Arkansas’ tendency to go full throttle in the ring means Simpson has to carefully manage his pace. “I’ve been working on trying to slow down in the middle bit of the course because he gets so rambunctious and really gets going. I had a nice breather today between the diagonal line and the triple combination that worked out really well,” Simpson recalled.
She continued, “Going into the jump-off I certainly wanted to be fast, but I couldn’t overpressure myself with him since he’s naturally fast. I was trying to have a nice, neat track with a nice pace and leave the jumps up.” Simpson’s plan was perfectly executed as the pair dashed to a speedy yet fault-free clear round.
While Arkansas clearly has the talent and skill for show jumping, it wasn’t until he was united with Simpson that he found his niche. Now, Simpson has turned her focus to the gelding’s technique over fences. “He won a bunch of the 1.30-meter classes there and we moved him up [to grand prix level] last year. He returned to the same horse show where I tried to start him as a hunter and he won the grand prix. This year, we’ve been working on moving him up to some bigger classes and working on his technique to make it a little more rideable,” Simpson described.
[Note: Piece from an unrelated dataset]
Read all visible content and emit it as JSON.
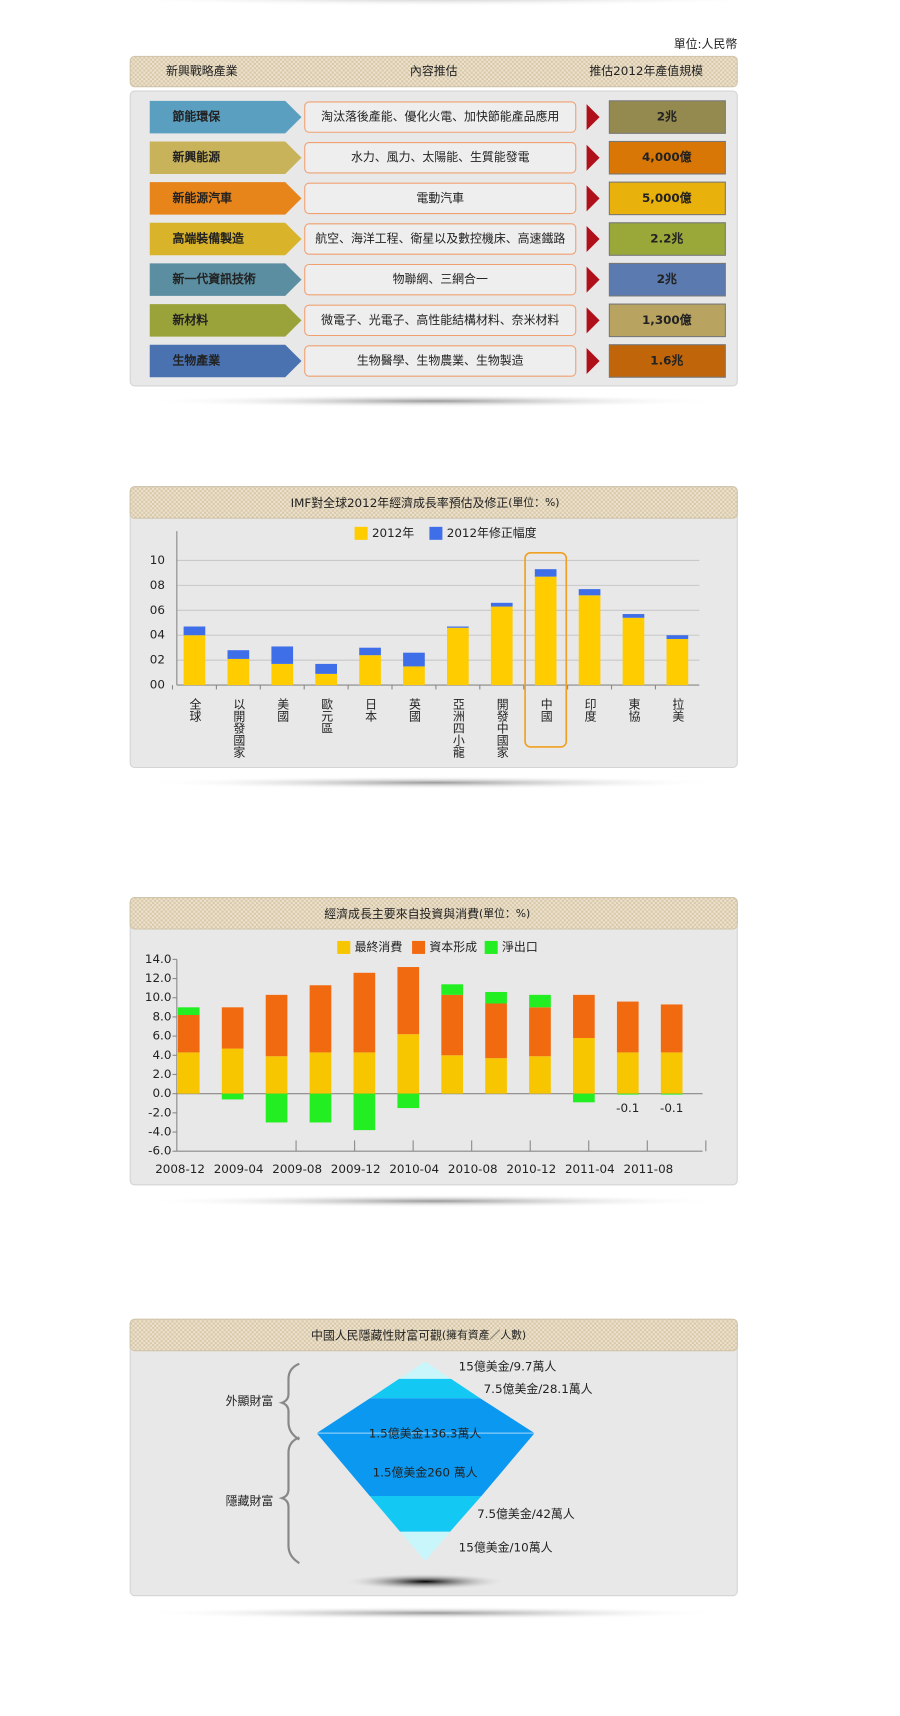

Simpson predicts a bright future for the two of them, especially now that Arkansas is off the market thanks to his recent success. “Originally, Arkansas was brought in to be a fun project. I like having a few Thoroughbreds in the barn to work with. Since we’ve had so much success with him, his owner isn’t really worried about selling him anymore,” she smiled.
“He’s a really good match for me and I think he’s going to be a really special horse for me for a very long time,” Simpson said. “We’re working on doing the right thing and taking it slowly as we move him up to some of the bigger national grand prix to see what we have.”
Arkansas isn’t the first off-the-track Thoroughbred Simpson has taken in, and he certainly won’t be the last. “I like to work with all of them. It doesn’t matter to me where they are in their career as long as we see something that we like in their talent and their mind and their jumping ability,” Simpson commented.
What stood out about Arkansas stands out to Simpson with most Thoroughbreds. “He has a good brain. Yes, he has plenty of power and speed but he has a great mind. He doesn’t believe he can’t do anything. You can put him in the ring and the jumps are bigger, the course is more technical, more difficult, it doesn’t matter. He will still give you 110% every time you go in the ring,” she expressed. “As long as you give [Thoroughbreds] what they need and let them do their own thing and bring them along at their pace, they will always give you everything they can,” Simpson concluded.
Saturday’s victory also springboards Simpson into third place in the $10,000 Sir Ruly, Inc., Open Jumper Awards standings. The award is generously sponsored by Maria Teresa Torano in her husband Raul “Ruly” Torano’s memory. Jimmy Torano, Ruly and Maria Teresa’s nephew, has earned a portion of the prize money five of the six years it has been awarded at the Vermont Summer Festival. He currently stands in fourth place.
Sitting atop the Sir Ruly rankings is Penny Brennan with 119 points, followed by Michael Dorman with 87. Simpson is in third with 80 while Jimmy Torano is hot on her heels with 74 points. The top five is rounded out by Olympian Peter Wylde, who currently has 73 points. The $10,000 of prize money will be awarded to the top three finishers at the conclusion of the six-week show on Aug. 11.
The Vermont Summer Festival, celebrating its 20th anniversary in its current Manchester location, will continue through its six-week circuit through August 11 at Harold Beebe Farm in East Dorset, Vt.